The alcove where the old man's bed stood was only separated by a thin partition from the room where the young couple slept; and the sounds of their frolic, as they chased, slapped, and cast pillows at each other, came to him companionably enough as he drew the blankets up about his big, shrunken chest and turned the broad of his back to the comfortable hay-stuffed bed-tick.

But all the merry noise and sociable proximity of the young people staved not off the great joust with loneliness this mighty knight of years had before he slept—a loneliness more than that of empty house and echoing stair; more than that, even, of Crusoe's manless island; utterly beyond even that of an alien planet; of spaces not even coldly sown with God-aloof stars—the excellent, the superlative loneliness of one soul for another. It is a strange, misty, Columbus-voyage upon which that hardy soul goes who dares to be the last of his generation.

There was in that bed a space between him and the wall—a space kept habitually yet for the Nanny who never came to fill it, who never again would come to fill it. (There would have been no great demonstration on the old man's part even if she had miraculously come. Merely a grunt of satisfaction; perhaps a brief, "Ey, ma—back?" and then a contented lapsing into slumber.) His want of her was scarcely emotional; at least it did not show itself to him that way. It took more the form of a kind of aching wish to see things "as they was" again. But that ache, that uneasiness, had upon Old Dalton all the effect of strong emotion—for it rode him relentlessly through all these days of his December, its weight and presence putting upon the tired old heart an added task. The ordinary strain of life he might have endured for another decade, with his perfect old physique and natural habits of life. But this extra pressure—he was not equipped for that!

"They go quick, at that age," his granddaughter's man had said.
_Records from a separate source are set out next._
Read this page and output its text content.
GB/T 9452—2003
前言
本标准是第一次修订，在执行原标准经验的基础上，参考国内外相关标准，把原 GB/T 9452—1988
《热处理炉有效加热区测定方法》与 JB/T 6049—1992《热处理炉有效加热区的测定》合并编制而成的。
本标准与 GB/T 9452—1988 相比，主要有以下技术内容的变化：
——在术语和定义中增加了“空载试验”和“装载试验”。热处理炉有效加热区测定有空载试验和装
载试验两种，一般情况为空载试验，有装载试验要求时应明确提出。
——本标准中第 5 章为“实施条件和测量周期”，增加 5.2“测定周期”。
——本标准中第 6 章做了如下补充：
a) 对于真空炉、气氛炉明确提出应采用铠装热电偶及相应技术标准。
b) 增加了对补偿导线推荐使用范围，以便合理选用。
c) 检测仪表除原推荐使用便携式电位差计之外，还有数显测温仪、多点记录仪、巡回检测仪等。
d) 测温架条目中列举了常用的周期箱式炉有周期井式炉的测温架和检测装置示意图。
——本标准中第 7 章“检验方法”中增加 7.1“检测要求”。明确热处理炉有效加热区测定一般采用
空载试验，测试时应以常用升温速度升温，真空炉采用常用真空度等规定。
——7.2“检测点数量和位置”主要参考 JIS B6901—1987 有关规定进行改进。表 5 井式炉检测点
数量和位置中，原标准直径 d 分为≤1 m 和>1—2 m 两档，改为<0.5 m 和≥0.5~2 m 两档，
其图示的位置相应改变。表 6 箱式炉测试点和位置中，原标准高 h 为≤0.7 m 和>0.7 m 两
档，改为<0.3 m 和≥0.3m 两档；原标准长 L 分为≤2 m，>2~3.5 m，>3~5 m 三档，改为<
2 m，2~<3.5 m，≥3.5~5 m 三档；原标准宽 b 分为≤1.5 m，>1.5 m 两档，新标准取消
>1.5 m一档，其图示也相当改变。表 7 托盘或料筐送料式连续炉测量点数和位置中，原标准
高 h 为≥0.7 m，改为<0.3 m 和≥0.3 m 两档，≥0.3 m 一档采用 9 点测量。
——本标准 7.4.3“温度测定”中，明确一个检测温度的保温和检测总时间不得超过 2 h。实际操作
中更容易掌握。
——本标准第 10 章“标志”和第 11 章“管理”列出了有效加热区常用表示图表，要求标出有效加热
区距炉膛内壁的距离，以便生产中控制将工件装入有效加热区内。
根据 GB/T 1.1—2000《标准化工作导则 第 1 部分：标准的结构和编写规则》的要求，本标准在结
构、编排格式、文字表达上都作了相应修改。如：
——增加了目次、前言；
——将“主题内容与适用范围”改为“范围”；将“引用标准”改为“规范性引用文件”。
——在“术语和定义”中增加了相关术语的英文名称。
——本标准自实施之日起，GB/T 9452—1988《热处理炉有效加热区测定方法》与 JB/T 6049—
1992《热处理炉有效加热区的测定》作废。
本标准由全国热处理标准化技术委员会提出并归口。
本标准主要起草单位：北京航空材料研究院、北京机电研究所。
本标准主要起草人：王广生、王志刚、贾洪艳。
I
But, although even he himself did not know it, Old Dalton had been "going" for weeks—ever since the first confident feeling that "ma" would come back again had given place to the ache of her coming long delayed.
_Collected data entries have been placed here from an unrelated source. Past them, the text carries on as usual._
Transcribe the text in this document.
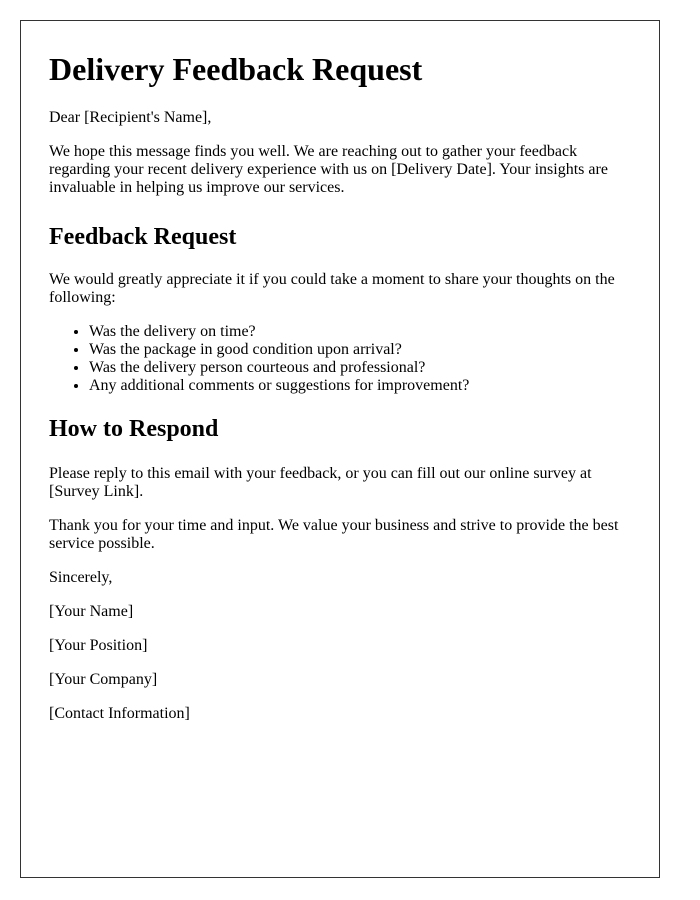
Delivery Feedback Request

Dear [Recipient's Name],

We hope this message finds you well. We are reaching out to gather your feedback regarding your recent delivery experience with us on [Delivery Date]. Your insights are invaluable in helping us improve our services.

Feedback Request

We would greatly appreciate it if you could take a moment to share your thoughts on the following:

• Was the delivery on time?
• Was the package in good condition upon arrival?
• Was the delivery person courteous and professional?
• Any additional comments or suggestions for improvement?
How to Respond

Please reply to this email with your feedback, or you can fill out our online survey at [Survey Link].

Thank you for your time and input. We value your business and strive to provide the best service possible.

Sincerely,

[Your Name]

[Your Position]

[Your Company]

[Contact Information]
To-night it was cold in bed for August. Old Dalton wished "they" would fetch him another quilt.

But it should not have been cold that August evening. Beyond the wooden bed a small, rectangular window with sash removed showed a square of warm sky and a few stars twinkling dully in the autumnal haze. An occasional impatient tinkle of the cow-bell down in the corral indicated midges, only present on bland days and nights when there is in the air no hint of frost to stiffen the thin swift mite-wings.

High summer, and he was cold! Bedlam in the next room, and he was lonely! His sensations were getting out of hand, beyond the remedial influences and friendly fraternal sounds of this world he had so long tenanted. By a score of years he had exceeded his due claim upon earth's good offices to man. He was a trespasser and an alien in this strange present—he with his ancient interests, fogy ways of speech and thought, obsolete images and ideals, and mind that could only regard without attempt at comprehension the little and great innovations of the new age.

"We c'u'd make shift well enough with the things we had whin I was a lad," Old Dalton had often said to those who talked to him of the fine things men were inventing—the time-savers, space-savers, work-savers; "we c'u'd make shift well enough. We got along as well as they do now, too, we did; and, sir, we done better work, too. All men thinks of, these days, is gettin' through quick. Yagh, that's it, that's it—gettin' through quick-like, an' leavin' things half done."

So is a man born and implanted in his own generation. And if by strength he invades the next generation beyond, he does not go far before he finds he is a stranger utterly. In the current talk of men there are new smartnesses of speech built upon the old maternal tongue. There are new vogues of dress, new schools of thought, new modes even of play. Perhaps, again, new vices that the older simpler life kept dormant give the faces of this fresh generation a look and a difference strange and sinister.